We have, by some accounts, now moved on to the Anthropocene 2.0, graduating from an initial period of speculatively theorizing humans as a geological force to an era of managed extinction events and climate panic. So what is to be done? “There’s this seemingly blind drive towards endless growth and the question I am asking is, ‘To what end?’ Of course there is no easy way to simply opt out of the system. In a practical sense we need to put pressure on corporations to change their policies. As long as corporations are motivated by profit incentives they will continue to engage in harmful industrial practices. Corporations won’t change unless they have to.
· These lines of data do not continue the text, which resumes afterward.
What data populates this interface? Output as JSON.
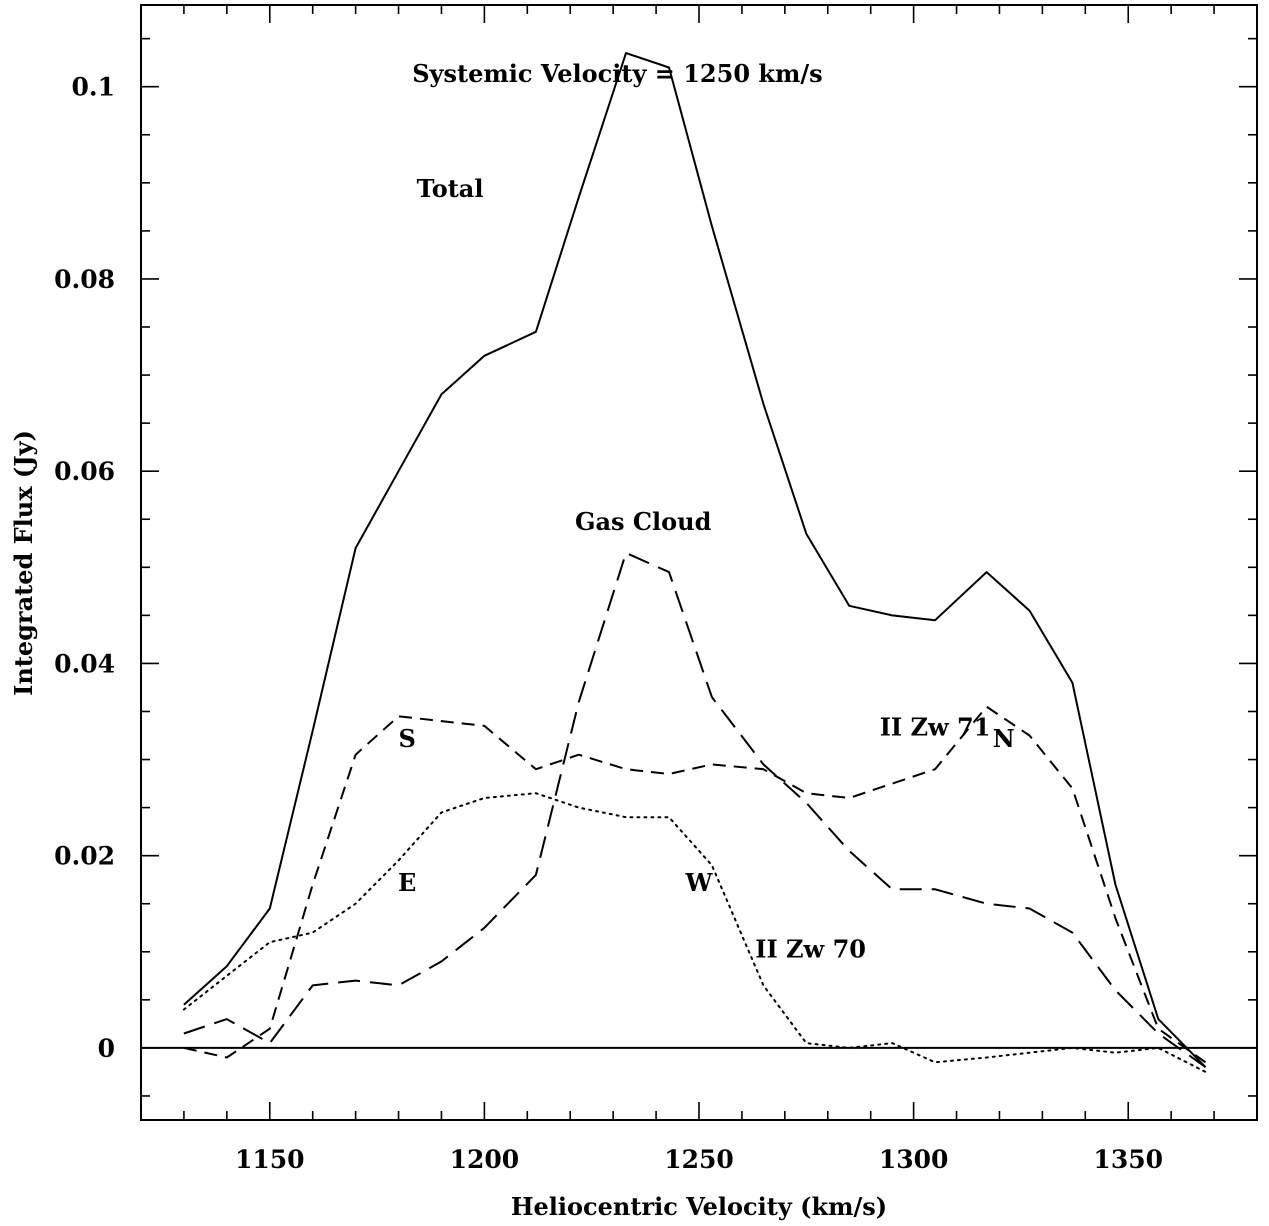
{
  "chart_data": {
    "type": "line",
    "xlabel": "Heliocentric Velocity (km/s)",
    "ylabel": "Integrated Flux (Jy)",
    "xlim": [
      1120,
      1380
    ],
    "ylim": [
      -0.0075,
      0.1085
    ],
    "x_ticks": [
      1150,
      1200,
      1250,
      1300,
      1350
    ],
    "x_tick_labels": [
      "1150",
      "1200",
      "1250",
      "1300",
      "1350"
    ],
    "y_ticks": [
      0,
      0.02,
      0.04,
      0.06,
      0.08,
      0.1
    ],
    "y_tick_labels": [
      "0",
      "0.02",
      "0.04",
      "0.06",
      "0.08",
      "0.1"
    ],
    "zero_line": true,
    "grid": false,
    "annotations": [
      {
        "text": "Systemic Velocity = 1250 km/s",
        "x": 1231,
        "y": 0.1005
      },
      {
        "text": "Total",
        "x": 1192,
        "y": 0.0885
      },
      {
        "text": "Gas Cloud",
        "x": 1237,
        "y": 0.0539
      },
      {
        "text": "II Zw 71",
        "x": 1305,
        "y": 0.0325
      },
      {
        "text": "N",
        "x": 1321,
        "y": 0.0313
      },
      {
        "text": "S",
        "x": 1182,
        "y": 0.0313
      },
      {
        "text": "E",
        "x": 1182,
        "y": 0.0163
      },
      {
        "text": "W",
        "x": 1250,
        "y": 0.0163
      },
      {
        "text": "II Zw 70",
        "x": 1276,
        "y": 0.0094
      }
    ],
    "series": [
      {
        "style": "solid",
        "x": [
          1130,
          1140,
          1150,
          1160,
          1170,
          1180,
          1190,
          1200,
          1212,
          1222,
          1233,
          1243,
          1253,
          1265,
          1275,
          1285,
          1295,
          1305,
          1317,
          1327,
          1337,
          1347,
          1357,
          1368
        ],
        "values": [
          0.0045,
          0.0085,
          0.0145,
          0.033,
          0.052,
          0.06,
          0.068,
          0.072,
          0.0745,
          0.0885,
          0.1035,
          0.102,
          0.0855,
          0.067,
          0.0535,
          0.046,
          0.045,
          0.0445,
          0.0495,
          0.0455,
          0.038,
          0.017,
          0.003,
          -0.002
        ]
      },
      {
        "style": "long-dash",
        "x": [
          1130,
          1140,
          1150,
          1160,
          1170,
          1180,
          1190,
          1200,
          1212,
          1222,
          1233,
          1243,
          1253,
          1265,
          1275,
          1285,
          1295,
          1305,
          1317,
          1327,
          1337,
          1347,
          1357,
          1368
        ],
        "values": [
          0.0015,
          0.003,
          0.0005,
          0.0065,
          0.007,
          0.0065,
          0.009,
          0.0125,
          0.018,
          0.036,
          0.0515,
          0.0495,
          0.0365,
          0.0295,
          0.0255,
          0.0205,
          0.0165,
          0.0165,
          0.015,
          0.0145,
          0.012,
          0.006,
          0.0015,
          -0.002
        ]
      },
      {
        "style": "short-dash",
        "x": [
          1130,
          1140,
          1150,
          1160,
          1170,
          1180,
          1190,
          1200,
          1212,
          1222,
          1233,
          1243,
          1253,
          1265,
          1275,
          1285,
          1295,
          1305,
          1317,
          1327,
          1337,
          1347,
          1357,
          1368
        ],
        "values": [
          0.0,
          -0.001,
          0.002,
          0.017,
          0.0305,
          0.0345,
          0.034,
          0.0335,
          0.029,
          0.0305,
          0.029,
          0.0285,
          0.0295,
          0.029,
          0.0265,
          0.026,
          0.0275,
          0.029,
          0.0355,
          0.0325,
          0.027,
          0.0135,
          0.002,
          -0.0015
        ]
      },
      {
        "style": "dotted",
        "x": [
          1130,
          1140,
          1150,
          1160,
          1170,
          1180,
          1190,
          1200,
          1212,
          1222,
          1233,
          1243,
          1253,
          1265,
          1275,
          1285,
          1295,
          1305,
          1317,
          1327,
          1337,
          1347,
          1357,
          1368
        ],
        "values": [
          0.004,
          0.0075,
          0.011,
          0.012,
          0.015,
          0.0195,
          0.0245,
          0.026,
          0.0265,
          0.025,
          0.024,
          0.024,
          0.019,
          0.0065,
          0.0005,
          0.0,
          0.0005,
          -0.0015,
          -0.001,
          -0.0005,
          0.0,
          -0.0005,
          0.0,
          -0.0025
        ]
      }
    ]
  }
}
That’s where government regulations come in.”
Making a documentary about an economic system with a seemingly endless capacity to generate waste doesn’t obligate anyone to have an opinion about how our civilization might extract itself from this cycle, but I was tempted to ask: what’s the way out? “In the larger meta sense, I personally believe it takes a consciousness shift in our expectations of how contemporary life is lived. We need to slow down and stop living at the pace we believe is necessary to survive in today’s world. I am part of this system, as I’m steeped in it as much as anyone else is. … Our lives are seemingly more convenient than ever. But what is the cost of convenience? And what good is convenience if it’s just a race to the end?”